By Dawn Arden
FORT LEONARD WOOD, Mo. (Dec. 13, 2018) — The Maneuver Support Center of Excellence Noncommissioned Officer Academy’s Basic Leader Course has undergone a new design, which is scheduled to be fully implemented with the start of BLC Class 003-19 in January.
According to the NCO Leadership Center of Excellence, changes have been made to alleviate the “Death by PowerPoint” method of instruction, changing instead to having students learn by the Experiential Learning Method. The changes are being made at NCO academies across the Army.
The new course is built around the six leader competency areas, which are Communications, Leadership, Operations (Army and Joint), Program Management, Readiness and Training Management. With the redesign, Soldiers will attend training six days a week. The 22-day course consists of 169 course facilitation hours, which are broken down as follows:
◾Readiness, 37 hours
◾Leadership, 42 hours
◾Training Management, 22 hours
◾Operations, 14 hours
◾Communication, 47 hours
◾Program Management, 7 hours
First Sgt. Michael McCabe, MSCoE Basic Leader Course first sergeant, said the focus has shifted to teach Soldiers to implement a plan, train and evaluate the training event.
“The new course has increased rigor in the content by adding written assessments and taking away the multiple choice exams,” McCabe said. “Written assessments require more research, fostering creative and critical thinking skills while also teaching the NCOs proper use of time management.”
McCabe said assessments in the new course content are based on demonstrated abilities and learning outcomes under the Experiential Learning Model, helping to enhance the Soldiers’ ability to exercise practical applications once they return to their unit.
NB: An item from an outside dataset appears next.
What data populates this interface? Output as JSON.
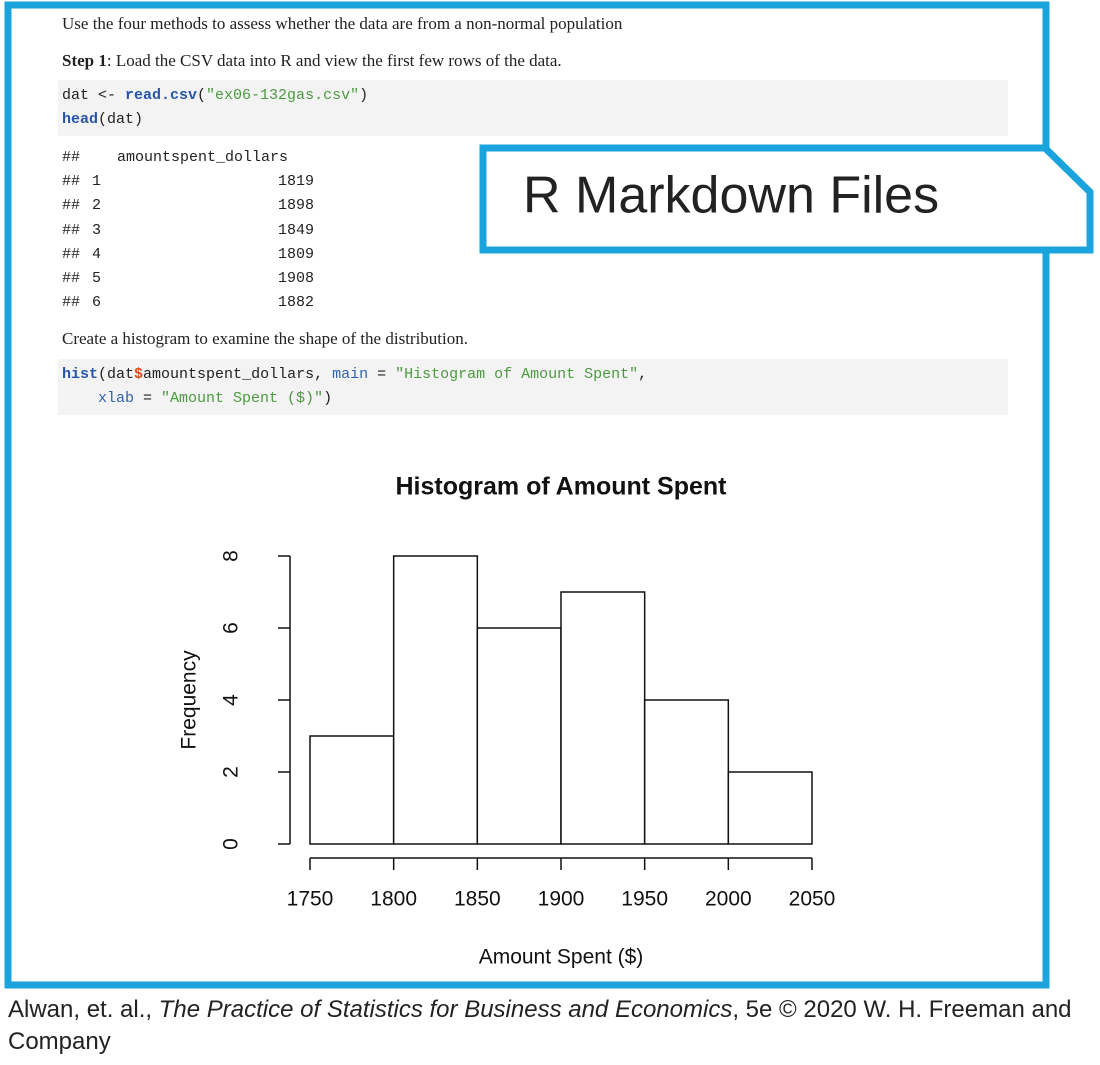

“The new course design is allowing BLC students the ability to enhance their ability to think — not what to think,” he said.
Sgt. 1st Class Brandon Washington, small group leader, agrees.
“That sense of ownership and responsibility, whether as a leader or as a learner, is incorporated from day one. The learner centric environment spurs curiosity that ignites a passion that allows the leader in the learner to release,” he said. “The changing world and enemy demands critical and creative thinkers to collaborate and solve problems, complete missions and develop leaders. Empowering Soldiers to think critically based on theoretical and doctrinal knowledge is powerful beyond means and that is what this course enables.”